“La legge della notte”, un film di Ben Affleck, la recensione

La legge della notte (Live by night, Usa, 2017) di Ben Affleck con Ben Affleck, Sienna Miller, Elle Fanning, Chris Messina, Zoe Saldana, Chris Cooper, Brendan Gleeson, Remo Girone, Scott Eastwood, Anthony Michael Hall, Max Casella

Sceneggiatura di Ben Affleck, dal romanzo omonimo di Dennis Lehane

Thriller, 2h 08’, Warner Bros. Pictures Italia, in uscita il 2 marzo 2017

Voto: 3 su 10

Più volte abbiamo avuto modo di ribadire quanto la presenza scenica di Ben Affleck, specie negli ultimi anni, possa essere deleteria per un film, in netto contrasto con le sue notevoli qualità registiche. L’attore californiano, con La legge della notte, si macchia però di un’ulteriore colpa: non solo dirige questa trasposizione cinematografica dal romanzo omonimo di Dennis Lehane (autore già valorizzato da Affleck nel suo eccellente esordio dietro la macchina da presa, Gone Baby Gone), non solo chiama se stesso a interpretare in maniera penosa il protagonista principale, praticamente sempre in scena, ma soprattutto scrive da solo la sceneggiatura. Il risultato è di un’ingenuità tale da fare a botte con la sicumera sfoggiata dalla star in quella che doveva essere una sua grande occasione artistica, molto attesa dopo l’Oscar ricevuto per Argo nel 2012.

50818Il film, infatti, vorrebbe essere uno sfavillante omaggio ai gangster movie classici della Warner Bros, quelli interpretati da James Cagney e Humphrey Bogart, con ricostruzione accademica dei roaring twenties e tutto il corollario di proibizionismo e malavita. La legge della notte è senza dubbio l’opera più ambiziosa e costosa di Affleck che, peccando di un’orgogliosa tracotanza (gli antichi greci l’avrebbero definita hybris) ha trasformato la sua creazione in un fallimento direttamente proporzionale alla sua ricchezza produttiva. La storia è piatta e noiosa, fitta di dialoghi sentenziosi e di personaggi accessori e scollegati tra loro, ma il demerito non è certo di Lehane, quanto di una sceneggiatura ridicolmente abborracciata, superficiale e pedestre come quella di una brutta fiction televisiva.
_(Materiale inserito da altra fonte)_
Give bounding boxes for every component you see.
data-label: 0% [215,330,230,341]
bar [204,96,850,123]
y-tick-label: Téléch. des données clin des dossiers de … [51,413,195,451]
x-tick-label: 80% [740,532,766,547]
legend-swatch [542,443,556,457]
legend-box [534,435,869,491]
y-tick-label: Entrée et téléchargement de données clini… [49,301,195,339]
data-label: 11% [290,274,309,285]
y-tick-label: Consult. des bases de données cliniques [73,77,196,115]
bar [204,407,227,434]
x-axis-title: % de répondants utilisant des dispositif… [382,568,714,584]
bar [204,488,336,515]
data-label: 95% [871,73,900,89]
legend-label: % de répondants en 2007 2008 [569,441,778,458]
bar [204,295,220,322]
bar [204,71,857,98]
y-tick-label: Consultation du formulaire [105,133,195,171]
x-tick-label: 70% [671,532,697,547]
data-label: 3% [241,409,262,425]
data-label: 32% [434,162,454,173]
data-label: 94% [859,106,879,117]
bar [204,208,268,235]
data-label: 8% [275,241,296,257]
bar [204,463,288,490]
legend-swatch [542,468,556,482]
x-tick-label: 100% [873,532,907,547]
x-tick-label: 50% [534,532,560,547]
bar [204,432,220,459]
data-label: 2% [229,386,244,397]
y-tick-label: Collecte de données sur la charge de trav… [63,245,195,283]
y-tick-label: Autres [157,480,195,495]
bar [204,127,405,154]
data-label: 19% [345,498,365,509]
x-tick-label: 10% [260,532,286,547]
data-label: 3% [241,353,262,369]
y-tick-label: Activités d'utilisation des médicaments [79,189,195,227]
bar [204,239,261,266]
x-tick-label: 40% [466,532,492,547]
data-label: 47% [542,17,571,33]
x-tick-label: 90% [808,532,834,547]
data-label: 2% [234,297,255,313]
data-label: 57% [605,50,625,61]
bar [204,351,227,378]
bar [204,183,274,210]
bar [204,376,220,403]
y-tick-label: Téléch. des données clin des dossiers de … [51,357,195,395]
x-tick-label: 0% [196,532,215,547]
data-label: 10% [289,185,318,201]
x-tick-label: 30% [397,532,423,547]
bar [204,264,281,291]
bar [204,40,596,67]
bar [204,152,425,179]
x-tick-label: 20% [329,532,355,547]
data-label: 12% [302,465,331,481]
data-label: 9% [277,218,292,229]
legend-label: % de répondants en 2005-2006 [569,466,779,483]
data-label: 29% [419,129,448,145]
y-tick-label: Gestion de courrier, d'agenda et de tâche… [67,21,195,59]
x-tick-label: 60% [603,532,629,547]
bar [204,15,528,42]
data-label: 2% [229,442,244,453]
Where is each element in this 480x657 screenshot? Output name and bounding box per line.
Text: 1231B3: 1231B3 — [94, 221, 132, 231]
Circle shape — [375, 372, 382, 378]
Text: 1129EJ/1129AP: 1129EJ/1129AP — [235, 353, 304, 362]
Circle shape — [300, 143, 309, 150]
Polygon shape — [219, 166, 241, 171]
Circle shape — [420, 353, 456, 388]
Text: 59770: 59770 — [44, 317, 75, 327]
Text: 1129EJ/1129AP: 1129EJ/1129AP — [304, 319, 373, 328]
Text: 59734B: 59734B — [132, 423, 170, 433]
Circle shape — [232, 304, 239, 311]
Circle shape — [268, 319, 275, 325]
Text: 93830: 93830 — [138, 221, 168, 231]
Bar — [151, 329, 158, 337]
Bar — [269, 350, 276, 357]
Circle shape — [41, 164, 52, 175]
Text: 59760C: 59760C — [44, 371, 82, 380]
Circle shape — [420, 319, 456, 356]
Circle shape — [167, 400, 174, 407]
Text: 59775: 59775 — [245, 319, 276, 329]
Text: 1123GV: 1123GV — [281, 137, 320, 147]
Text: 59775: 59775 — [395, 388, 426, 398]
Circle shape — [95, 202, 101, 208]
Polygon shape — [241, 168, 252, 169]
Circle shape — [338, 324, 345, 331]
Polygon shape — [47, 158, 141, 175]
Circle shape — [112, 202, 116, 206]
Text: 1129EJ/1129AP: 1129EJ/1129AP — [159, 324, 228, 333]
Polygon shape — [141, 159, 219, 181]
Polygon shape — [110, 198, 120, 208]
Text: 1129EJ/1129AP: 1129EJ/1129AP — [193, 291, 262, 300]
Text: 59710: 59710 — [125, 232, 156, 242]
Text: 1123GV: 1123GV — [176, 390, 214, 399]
Merita ancora una volta un discorso a parte la questione di Ben Affleck attore: per il ruolo di Joe Coughlin, un fuorilegge perennemente diviso tra la via della giustizia e quella della criminalità, combattuto tanto nei ricatti quanto nei sentimenti, era indispensabile un volto umano, complesso, dal grande carisma; il povero Ben, invece, attraversa la scena con la sua perenne, inimitabile e intramontabile espressione inebetita senza abbandonarla mai, che sia di fronte al posteriore di Zoe Saldana o in un duello di morte col nostro Remo Girone (che fa tanto Orgoglio e il rispetto). La faccia da tonto di Affleck, messa su un fisico decisamente appesantito dalle troppe birre e da una palestra scellerata, unita ai lussuosi abiti colonial che il nostro dovrebbe indossare con nonchalance, creano l’effetto fatale di un ectoplasma infagottato per una recita mascherata in parrocchia. E, con lui, anche il film precipita nel grottesco senza scampo.